I have been thinking about this a few days already, doing diagrams, started programming, reverted, started again, still can't decide which is the best approach.
The problem is about sharing groups of items with other users, where they can get/add/edit/remove, in real time.
My items specifically are "list items" which reference "products" which reference "product categories". All of these entities use uuids. So a list item has a uuid, a product has a uuid, a product category has a uuid. In the database they use foreign keys reference the dependencies via uuids.
So to share a list, which is a group of list items, with other users, I narrowed down the possible solutions to these 2:
Replicate everything for each user. This way each user has their own list items, products, and product categories. The list items get a n:n relationship with users, and I of course filter the list items for the user requesting them. Add/update/delete has to be done always for the copies of all the users, in a transaction. So for example user A has "bread" with uuid "1". Shares list with user B, now user B has also "bread" but with uuid "2". If I queried the list without filtering by user, it would contain 2 items. "1"-"bread" and "2"-"bread". Problems here: 1. Redundancy/space in database. 2. Need to use semantic unique a lot to identify the items that belong together (a group of copies).
Make users reference the same list item and the same dependencies. This means that when a list is shared I have to check if the other users have a product or category with the same name (they must not end with multiple products with the same name after someone shares lists with them), replace it with the product or category of the sharing user, and make all possible list items and other types of items they have that could be referencing this product or category to reference now the product of the sharing user. When a user stops sharing the list with another user, then I have to go through all the elements from the removed user and create their own copies and again make also that everything pointing to them points now to the new copies.

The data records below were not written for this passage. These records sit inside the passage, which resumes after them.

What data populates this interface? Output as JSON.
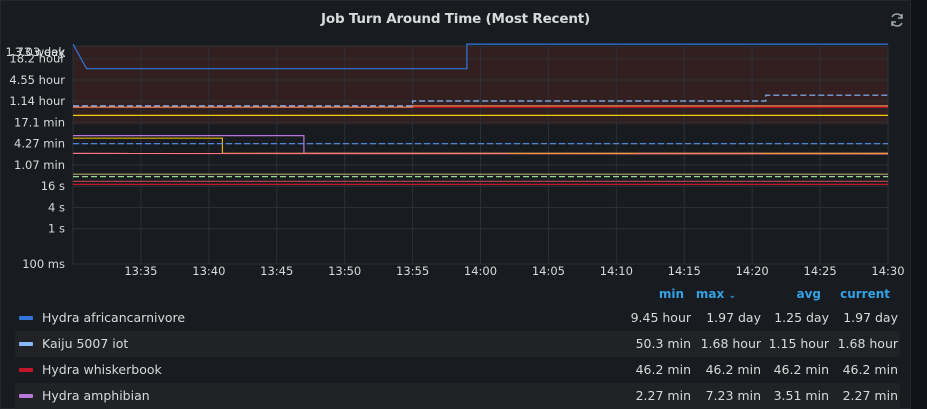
{
  "panel": {
    "title": "Job Turn Around Time (Most Recent)",
    "refresh_icon": "refresh-icon"
  },
  "legend": {
    "headers": {
      "min": "min",
      "max": "max",
      "avg": "avg",
      "current": "current"
    },
    "sort_icon": "chevron-down-icon",
    "rows": [
      {
        "name": "Hydra africancarnivore",
        "color": "#3274d9",
        "min": "9.45 hour",
        "max": "1.97 day",
        "avg": "1.25 day",
        "current": "1.97 day"
      },
      {
        "name": "Kaiju 5007 iot",
        "color": "#8ab8ff",
        "min": "50.3 min",
        "max": "1.68 hour",
        "avg": "1.15 hour",
        "current": "1.68 hour"
      },
      {
        "name": "Hydra whiskerbook",
        "color": "#c4162a",
        "min": "46.2 min",
        "max": "46.2 min",
        "avg": "46.2 min",
        "current": "46.2 min"
      },
      {
        "name": "Hydra amphibian",
        "color": "#b877d9",
        "min": "2.27 min",
        "max": "7.23 min",
        "avg": "3.51 min",
        "current": "2.27 min"
      }
    ]
  },
  "chart_data": {
    "type": "line",
    "title": "Job Turn Around Time (Most Recent)",
    "y_scale": "log",
    "ylim_seconds": [
      0.1,
      150000
    ],
    "y_ticks": [
      {
        "label": "1.73 week",
        "seconds": 1046304
      },
      {
        "label": "3.03 day",
        "seconds": 261792
      },
      {
        "label": "18.2 hour",
        "seconds": 65520
      },
      {
        "label": "4.55 hour",
        "seconds": 16380
      },
      {
        "label": "1.14 hour",
        "seconds": 4104
      },
      {
        "label": "17.1 min",
        "seconds": 1026
      },
      {
        "label": "4.27 min",
        "seconds": 256
      },
      {
        "label": "1.07 min",
        "seconds": 64
      },
      {
        "label": "16 s",
        "seconds": 16
      },
      {
        "label": "4 s",
        "seconds": 4
      },
      {
        "label": "1 s",
        "seconds": 1
      },
      {
        "label": "100 ms",
        "seconds": 0.1
      }
    ],
    "x_ticks": [
      "13:35",
      "13:40",
      "13:45",
      "13:50",
      "13:55",
      "14:00",
      "14:05",
      "14:10",
      "14:15",
      "14:20",
      "14:25",
      "14:30"
    ],
    "xlim": [
      "13:30",
      "14:30"
    ],
    "grid": true,
    "threshold_band": {
      "color": "#3b2323",
      "from_seconds": 900,
      "to_seconds": 1046304
    },
    "series": [
      {
        "name": "Hydra africancarnivore",
        "color": "#3274d9",
        "dash": false,
        "points": [
          [
            "13:30",
            "1.97 day"
          ],
          [
            "13:31",
            "9.45 hour"
          ],
          [
            "13:59",
            "9.45 hour"
          ],
          [
            "13:59",
            "1.97 day"
          ],
          [
            "14:30",
            "1.97 day"
          ]
        ]
      },
      {
        "name": "Kaiju 5007 iot",
        "color": "#8ab8ff",
        "dash": true,
        "points": [
          [
            "13:30",
            "50.3 min"
          ],
          [
            "13:55",
            "50.3 min"
          ],
          [
            "13:55",
            "1.15 hour"
          ],
          [
            "14:21",
            "1.15 hour"
          ],
          [
            "14:21",
            "1.68 hour"
          ],
          [
            "14:30",
            "1.68 hour"
          ]
        ]
      },
      {
        "name": "Hydra whiskerbook",
        "color": "#c4162a",
        "dash": false,
        "points": [
          [
            "13:30",
            "46.2 min"
          ],
          [
            "14:30",
            "46.2 min"
          ]
        ]
      },
      {
        "name": "Hydra amphibian",
        "color": "#b877d9",
        "dash": false,
        "points": [
          [
            "13:30",
            "7.23 min"
          ],
          [
            "13:47",
            "7.23 min"
          ],
          [
            "13:47",
            "2.27 min"
          ],
          [
            "14:30",
            "2.27 min"
          ]
        ]
      },
      {
        "name": "",
        "color": "#e0b400",
        "dash": false,
        "points": [
          [
            "13:30",
            "6.1 min"
          ],
          [
            "13:41",
            "6.1 min"
          ],
          [
            "13:41",
            "2.27 min"
          ],
          [
            "14:30",
            "2.27 min"
          ]
        ]
      },
      {
        "name": "",
        "color": "#f2cc0c",
        "dash": false,
        "points": [
          [
            "13:30",
            "27 min"
          ],
          [
            "14:30",
            "27 min"
          ]
        ]
      },
      {
        "name": "",
        "color": "#e8854d",
        "dash": false,
        "points": [
          [
            "13:30",
            "46.2 min"
          ],
          [
            "13:55",
            "46.2 min"
          ],
          [
            "13:55",
            "50.3 min"
          ],
          [
            "14:30",
            "50.3 min"
          ]
        ]
      },
      {
        "name": "",
        "color": "#5794f2",
        "dash": true,
        "points": [
          [
            "13:30",
            "4.27 min"
          ],
          [
            "14:30",
            "4.27 min"
          ]
        ]
      },
      {
        "name": "",
        "color": "#ff7383",
        "dash": false,
        "points": [
          [
            "13:30",
            "2.27 min"
          ],
          [
            "14:30",
            "2.2 min"
          ]
        ]
      },
      {
        "name": "",
        "color": "#a7a36b",
        "dash": false,
        "points": [
          [
            "13:30",
            "35 s"
          ],
          [
            "14:30",
            "35 s"
          ]
        ]
      },
      {
        "name": "",
        "color": "#96d98d",
        "dash": true,
        "points": [
          [
            "13:30",
            "30 s"
          ],
          [
            "14:30",
            "30 s"
          ]
        ]
      },
      {
        "name": "",
        "color": "#b84a4a",
        "dash": false,
        "points": [
          [
            "13:30",
            "22 s"
          ],
          [
            "14:30",
            "22 s"
          ]
        ]
      },
      {
        "name": "",
        "color": "#c4162a",
        "dash": false,
        "points": [
          [
            "13:30",
            "18 s"
          ],
          [
            "14:30",
            "18 s"
          ]
        ]
      }
    ]
  }
}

Bread example: user A has "1"-"bread", user B has "2"-"bread", A shares list with B, this makes B to remove "2"-"bread". All the items which B may have that point to "2"-"bread" now have to be updated to point to "1"-"bread". If A removed B from the list, "bread" is copied for B with a random new uuid and all of B's references to "1"-"bread" have to be updated to point to this new copy.
Additionally to both points it comes, that I'm using an app with its own database as a client which needs to be synced with the server (it basically mirrors the structure of the server, same uuids etc, of course the app holds the state of only 1 user).

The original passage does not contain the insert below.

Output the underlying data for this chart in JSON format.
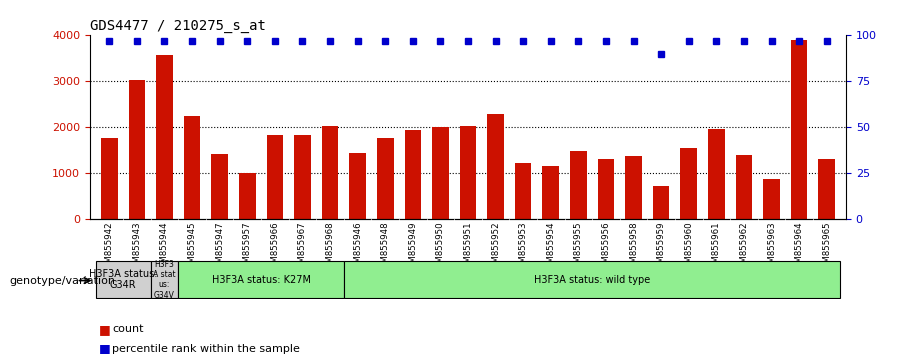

I'm omitting many little details, like question of what should happen when a user updates a product that is not in a list (which is possible) etc. but I think this is not the core of the issue and want to keep the question simple.
Right now I'm favouring 1. 2 Has a cleaner structure in the database, and it makes sense semantically as it represent what is happening in reality - multiple users are sharing the items (and their dependencies).
But 2 makes me cringe a bit with all that replacing-and-updating-references, specially since I have to do this again in the client, and this is not done only when a list is shared or a user removed from it but also each time when a user adds a list item to the list (have to check - do the other users have product(etc) with same name? if yes, remove it, update references), and since the app is usable also offline, and when it comes online after a while it needs to do a "big sync" in which case maybe other users replaced some references in the server in the meantime and and and...
1 feels safer. I still need to write a lot of code and transactions to ensure that everything is updated consistently but I also have to do that with 2. If something unexpected happens I think it is less likely to mess up things than with 2.
Any ideas about this? It's the first time I'm writing this kind of logic and any input is welcome.